After Benjamin Keough's death, she kept her son on dry ice in a casket in her California home, for "months," Riley Keough said, until the body could be moved for burial in the Meditation Garden at Graceland. At one point, Lisa Marie had a tattoo artist come to the house and view the body, so she could get tattoos that matched her son's. "On paper, I could see how this sounds completely insane and absurd, but my mom was very much herself... I stayed quiet because she was my mom and she does what she wants," Keough said.
Boost for Graceland
Memphis tourism officials and Graceland and Elvis Presley Enterprises representatives — including Keough, heir to the Graceland estate — likely could not have been happier with the program, which to a certain extent functioned as a plug for not just the memoir but for the Elvis tourist experience. The show began with the Oprah driving through the mansion’s signature musical-note gates, while singing Paul Simon’s “Graceland.” Winfrey described Elvis’ as “a larger-than-life superstar” with an “unmistakable” voice and “moves that shook the world.” She called him “the undisputed and forever King of Rock ‘n' Roll.”
For the most part, the mansion looked beautiful or at least intriguing, from the Jungle Room to the horse stables.

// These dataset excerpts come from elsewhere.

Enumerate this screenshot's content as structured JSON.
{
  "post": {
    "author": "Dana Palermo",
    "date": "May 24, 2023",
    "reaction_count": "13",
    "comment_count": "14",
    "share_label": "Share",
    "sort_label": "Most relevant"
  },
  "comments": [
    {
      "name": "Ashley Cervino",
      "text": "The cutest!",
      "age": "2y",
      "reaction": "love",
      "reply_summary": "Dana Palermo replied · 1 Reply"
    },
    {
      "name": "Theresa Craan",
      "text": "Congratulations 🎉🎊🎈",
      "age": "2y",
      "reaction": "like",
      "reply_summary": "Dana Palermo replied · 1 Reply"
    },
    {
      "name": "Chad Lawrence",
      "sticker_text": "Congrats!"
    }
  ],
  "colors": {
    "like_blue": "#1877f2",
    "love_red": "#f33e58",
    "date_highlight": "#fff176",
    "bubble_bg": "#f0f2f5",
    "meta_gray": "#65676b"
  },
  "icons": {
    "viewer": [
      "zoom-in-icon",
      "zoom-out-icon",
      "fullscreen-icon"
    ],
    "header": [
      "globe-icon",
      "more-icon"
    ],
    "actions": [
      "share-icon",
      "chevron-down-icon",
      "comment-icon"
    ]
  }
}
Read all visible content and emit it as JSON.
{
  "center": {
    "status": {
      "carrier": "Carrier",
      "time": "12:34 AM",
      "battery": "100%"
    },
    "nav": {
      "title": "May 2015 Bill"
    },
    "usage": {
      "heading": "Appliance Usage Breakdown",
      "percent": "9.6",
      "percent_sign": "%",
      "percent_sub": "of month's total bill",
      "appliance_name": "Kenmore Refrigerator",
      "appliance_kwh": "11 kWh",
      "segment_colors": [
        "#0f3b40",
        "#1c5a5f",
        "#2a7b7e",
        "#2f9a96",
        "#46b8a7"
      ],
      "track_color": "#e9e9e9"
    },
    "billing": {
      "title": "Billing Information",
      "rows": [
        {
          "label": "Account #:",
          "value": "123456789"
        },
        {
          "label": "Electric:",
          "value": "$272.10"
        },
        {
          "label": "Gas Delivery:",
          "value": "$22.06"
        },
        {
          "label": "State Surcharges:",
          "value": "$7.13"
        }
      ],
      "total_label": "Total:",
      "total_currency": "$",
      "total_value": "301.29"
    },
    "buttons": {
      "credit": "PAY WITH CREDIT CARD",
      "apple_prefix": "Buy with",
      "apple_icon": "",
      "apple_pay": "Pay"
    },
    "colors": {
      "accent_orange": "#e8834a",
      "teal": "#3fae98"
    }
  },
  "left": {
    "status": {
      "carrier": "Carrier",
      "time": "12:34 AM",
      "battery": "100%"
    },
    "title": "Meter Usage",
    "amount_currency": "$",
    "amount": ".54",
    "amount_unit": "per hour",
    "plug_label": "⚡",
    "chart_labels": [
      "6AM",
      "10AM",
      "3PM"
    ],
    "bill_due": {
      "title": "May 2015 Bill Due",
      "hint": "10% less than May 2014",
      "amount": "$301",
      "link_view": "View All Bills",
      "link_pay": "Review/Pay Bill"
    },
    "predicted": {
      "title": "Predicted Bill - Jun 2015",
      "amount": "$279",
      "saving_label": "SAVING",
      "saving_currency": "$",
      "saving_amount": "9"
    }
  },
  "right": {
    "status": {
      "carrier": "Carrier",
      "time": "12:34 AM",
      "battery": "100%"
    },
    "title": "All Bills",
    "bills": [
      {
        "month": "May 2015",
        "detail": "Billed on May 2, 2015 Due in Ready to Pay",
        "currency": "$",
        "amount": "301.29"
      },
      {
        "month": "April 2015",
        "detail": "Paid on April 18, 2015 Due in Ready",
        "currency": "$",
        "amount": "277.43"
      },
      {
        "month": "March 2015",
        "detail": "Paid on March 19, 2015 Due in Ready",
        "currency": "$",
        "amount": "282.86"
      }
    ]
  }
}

The interview was conducted in the Graceland living room, with Winfrey and Keough framed by the room’s famous stained-glass peacocks; each woman was dressed in white, to match the heavenly-cloud effect of the room’s white carpet and white upholstery. Winfrey shared plenty of her own Presley family stories, revealing a longtime friendship with Lisa Marie; she said she and Elvis' daughter called each other "cuz" and "cousin," because Winfrey's maternal grandmother was named Presley.
GRACELAND IN MEMPHIS: Elvis Presley offers a look inside Graceland in 1965: See the photos here
Love lesson
Riley Keough and her husband, Ben Smith-Petersen, an Australian stuntman the actress met on the set of “Mad Max: Fury Road,” have a 2-year-old daughter, Tupelo, named for Elvis’ birth town in Mississippi. When Winfrey asked Keough “What is the greatest lesson you learned from your mom you want to pass on to Tupelo?,” Keough responded: “If I can just make her feel loved the way my mom made us feel loved — it was unconditional, truly. We got into fights, she did things I did not approve of, we’d have awful interactions, but the love was always there.”